O projeto de extensão Relatos de Maternidade, da Ufac, desenvolvido entre setembro e dezembro de 2020, compõe a exposição A Infinita Memória da Pandemia: A História da Covid-19, cuja cerimônia de inauguração ocorreu na terça-feira, 26, no shopping Conjunto Nacional, em Brasília, e que também passará por Fortaleza, Manaus, Porto Alegre e São Paulo.

O projeto foi desenvolvido pelas professoras Ana Letícia de Fiori, do curso de Ciências Sociais e do programa de pós-graduação em Artes Cênicas, e Camila Bylaardt Volker, à época do curso de Letras e atualmente servidora do Ministério das Mulheres. Elas e seis estudantes entrevistaram, por WhatsApp, mais de 50 mulheres e mães, coletando relatos sobre suas experiências de maternidade e vida.

O trabalho abordou, ainda, cuidados, trabalho, família, medos, esperanças e projetos afetados pela pandemia da covid-19 no Acre, originando um e-book (162 p.) lançado pela Editora da Ufac (Edufac) em 2025, disponível para leitura online e download gratuito.

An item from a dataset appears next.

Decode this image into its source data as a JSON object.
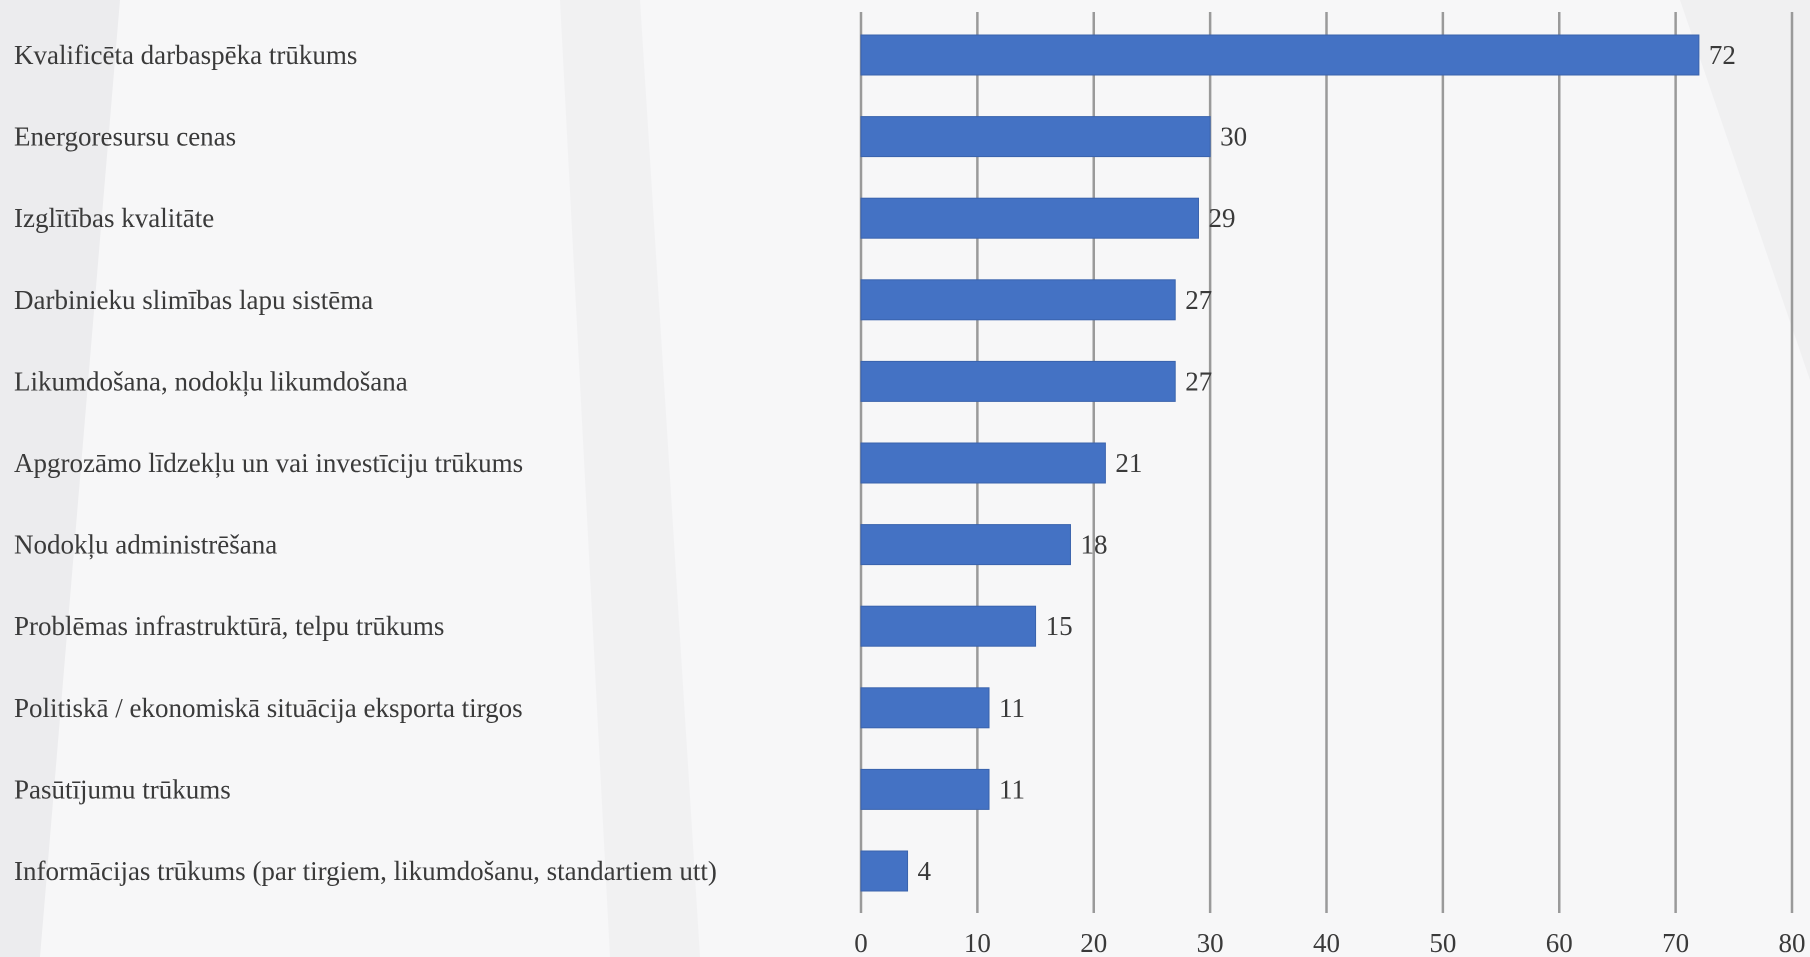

Além disso, passou a integrar o Memorial Digital da Pandemia de Covid-19, como coleção.

Nessa quarta-feira, 27, as professoras Ana Letícia e Camila participaram, tratando dos relatos de maternidades, de mesa-redonda com os organizadores dos projetos Fala, Parente (PET Indígena, Unifap), a qual contou com depoimentos de indígenas do Amapá, Pará e Guiana Francesa.

A exposição levará a capitais brasileiras parte das coleções do Memorial da Pandemia de Covid-19, sediado no Rio de Janeiro e desenvolvido pela Ministério da Saúde, Organização Pan-Americana de Saúde, Centro Latino-Americano e do Caribe de Informação em Ciências da Saúde e Centro de Humanidades Digitais da Unicamp.